A fim de harmonizar os dispositivos citados, em regra os tribunais limitam o acesso ao processo eletrônico apenas aos sujeitos processuais (especialmente partes, terceiros, advogados e Ministério Público) e, mediante requerimento, pode ser fornecida a chave de acesso ao processo para terceiros, caso não haja restrição imposta pelo sigilo extraprocessual.
Ressalta-se a existência de decisões contrárias, como, por exemplo, no Procedimento de Controle Administrativo nº 0000547-84.2011.2.00.0000, do Conselho Nacional de Justiça, no qual se analisou o Provimento nº 89/2010, do Tribunal Regional Federal da 2ª Região, e a Resolução nº 16/2009, do Tribunal de Justiça do Rio de Janeiro. No julgamento, o CNJ concluiu que “aos advogados não vinculados ao processo, mas que já estejam credenciados no tribunal para acessarem processos eletrônicos (art. 2º da Lei 11.419/06), deve ser permitida a livre e automática consulta a quaisquer autos eletrônicos, salvo os casos de processos em sigilo ou segredo de justiça”.
Para resolver essa questão, a Lei nº 13.793/2019, em vigor a partir de 4 de janeiro de 2019, inseriu dispositivos no Estatuto da Advocacia (Lei nº 8.906/94), na Lei do Processo Eletrônico (Lei nº 11.419/2006) e no Código de Processo Civil (Lei nº 13.105/2015), para, de modo padronizado, regular o acesso dos advogados aos processos eletrônicos, com fundamento na norma fundamental da publicidade dos atos processuais (art. 93, IX, da Constituição e art. 11 do CPC).

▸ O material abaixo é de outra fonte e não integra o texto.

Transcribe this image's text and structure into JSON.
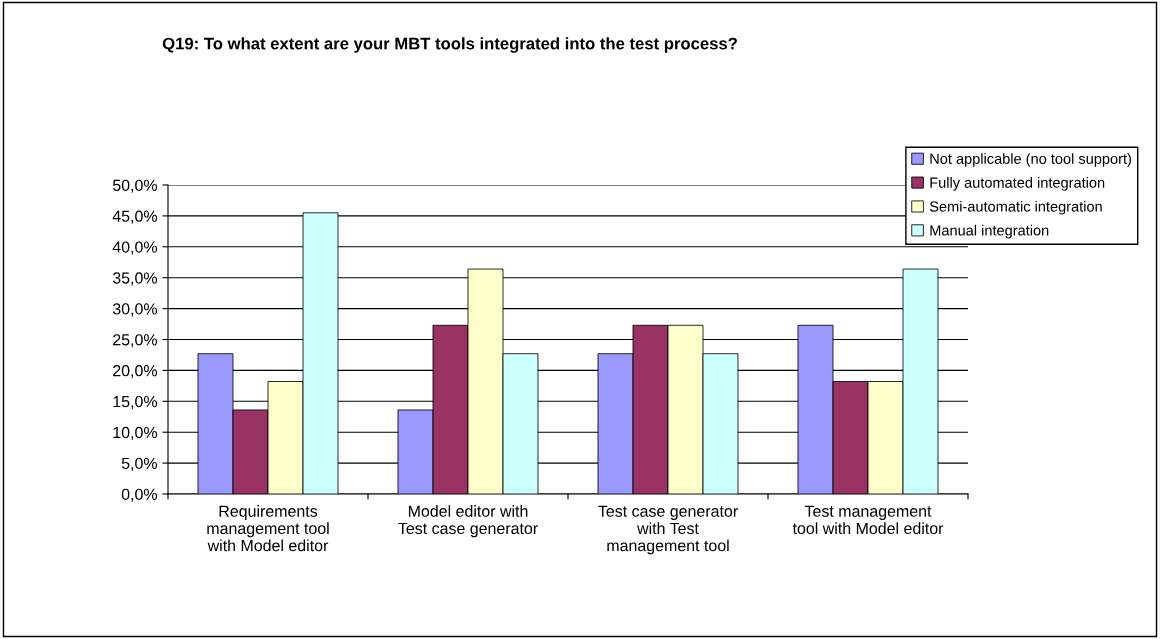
{
  "chart_data": {
    "type": "bar",
    "title": "Q19: To what extent are your MBT tools integrated into the test process?",
    "categories": [
      "Requirements\nmanagement tool\nwith Model editor",
      "Model editor with\nTest case generator",
      "Test case generator\nwith Test\nmanagement tool",
      "Test management\ntool with Model editor"
    ],
    "series": [
      {
        "name": "Not applicable (no tool support)",
        "color": "#9999ff",
        "values": [
          22.7,
          13.6,
          22.7,
          27.3
        ]
      },
      {
        "name": "Fully automated integration",
        "color": "#993366",
        "values": [
          13.6,
          27.3,
          27.3,
          18.2
        ]
      },
      {
        "name": "Semi-automatic integration",
        "color": "#ffffcc",
        "values": [
          18.2,
          36.4,
          27.3,
          18.2
        ]
      },
      {
        "name": "Manual integration",
        "color": "#ccffff",
        "values": [
          45.5,
          22.7,
          22.7,
          36.4
        ]
      }
    ],
    "ylim": [
      0,
      50
    ],
    "yticks": [
      {
        "value": 0,
        "label": "0,0%"
      },
      {
        "value": 5,
        "label": "5,0%"
      },
      {
        "value": 10,
        "label": "10,0%"
      },
      {
        "value": 15,
        "label": "15,0%"
      },
      {
        "value": 20,
        "label": "20,0%"
      },
      {
        "value": 25,
        "label": "25,0%"
      },
      {
        "value": 30,
        "label": "30,0%"
      },
      {
        "value": 35,
        "label": "35,0%"
      },
      {
        "value": 40,
        "label": "40,0%"
      },
      {
        "value": 45,
        "label": "45,0%"
      },
      {
        "value": 50,
        "label": "50,0%"
      }
    ],
    "grid": "y",
    "legend": "top right"
  }
}
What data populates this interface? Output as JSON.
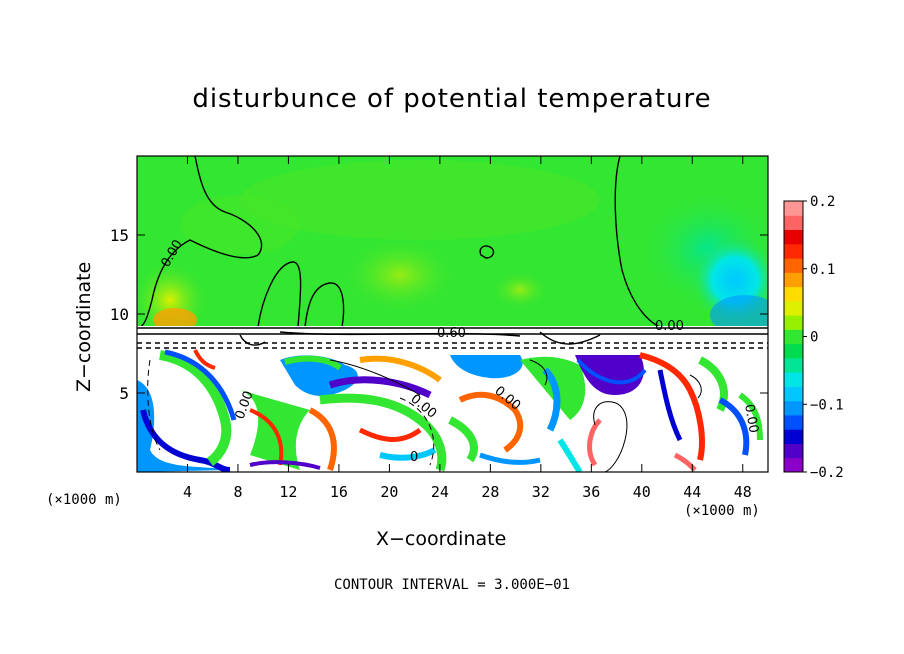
{
  "chart_data": {
    "type": "heatmap",
    "title": "disturbunce of potential temperature",
    "xlabel": "X−coordinate",
    "ylabel": "Z−coordinate",
    "x_unit_left": "(×1000 m)",
    "x_unit_right": "(×1000 m)",
    "x_ticks": [
      "4",
      "8",
      "12",
      "16",
      "20",
      "24",
      "28",
      "32",
      "36",
      "40",
      "44",
      "48"
    ],
    "x_tick_values": [
      4,
      8,
      12,
      16,
      20,
      24,
      28,
      32,
      36,
      40,
      44,
      48
    ],
    "y_ticks": [
      "5",
      "10",
      "15"
    ],
    "y_tick_values": [
      5,
      10,
      15
    ],
    "xlim": [
      0,
      50
    ],
    "ylim": [
      0,
      20
    ],
    "colorbar": {
      "ticks": [
        "0.2",
        "0.1",
        "0",
        "−0.1",
        "−0.2"
      ],
      "tick_values": [
        0.2,
        0.1,
        0,
        -0.1,
        -0.2
      ],
      "range": [
        -0.2,
        0.2
      ],
      "colors": [
        "#8a00c8",
        "#5000c8",
        "#0000d2",
        "#0050ff",
        "#0096ff",
        "#00c8ff",
        "#00e6e6",
        "#00e696",
        "#00dc50",
        "#32e632",
        "#96f000",
        "#dcf000",
        "#ffdc00",
        "#ffa000",
        "#ff6400",
        "#ff2800",
        "#e60000",
        "#ff6464",
        "#ff9696"
      ]
    },
    "contour_labels": [
      "0.00",
      "0.00",
      "0.00",
      "0.00",
      "0.00",
      "0.00",
      "0.60",
      "0"
    ],
    "contour_interval": "CONTOUR INTERVAL = 3.000E−01"
  }
}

Em primeiro lugar, a Lei nº 13.793/2019 alterou o § 6º do art. 11 da Lei nº 11.419/2006, para permitir expressamente o acesso de qualquer advogado aos atos do processo eletrônico (mesmo que não represente nenhum dos sujeitos processuais), ressalvado aqueles protegidos pelo segredo de justiça, que só podem ser consultados por advogado com procuração nos autos. Conforme o dispositivo legal:
Os documentos digitalizados juntados em processo eletrônico estarão disponíveis para acesso por meio da rede externa pelas respectivas partes processuais, pelos advogados, independentemente de procuração nos autos, pelos membros do Ministério Público e pelos magistrados, sem prejuízo da possibilidade de visualização nas secretarias dos órgãos julgadores, à exceção daqueles que tramitarem em segredo de justiça.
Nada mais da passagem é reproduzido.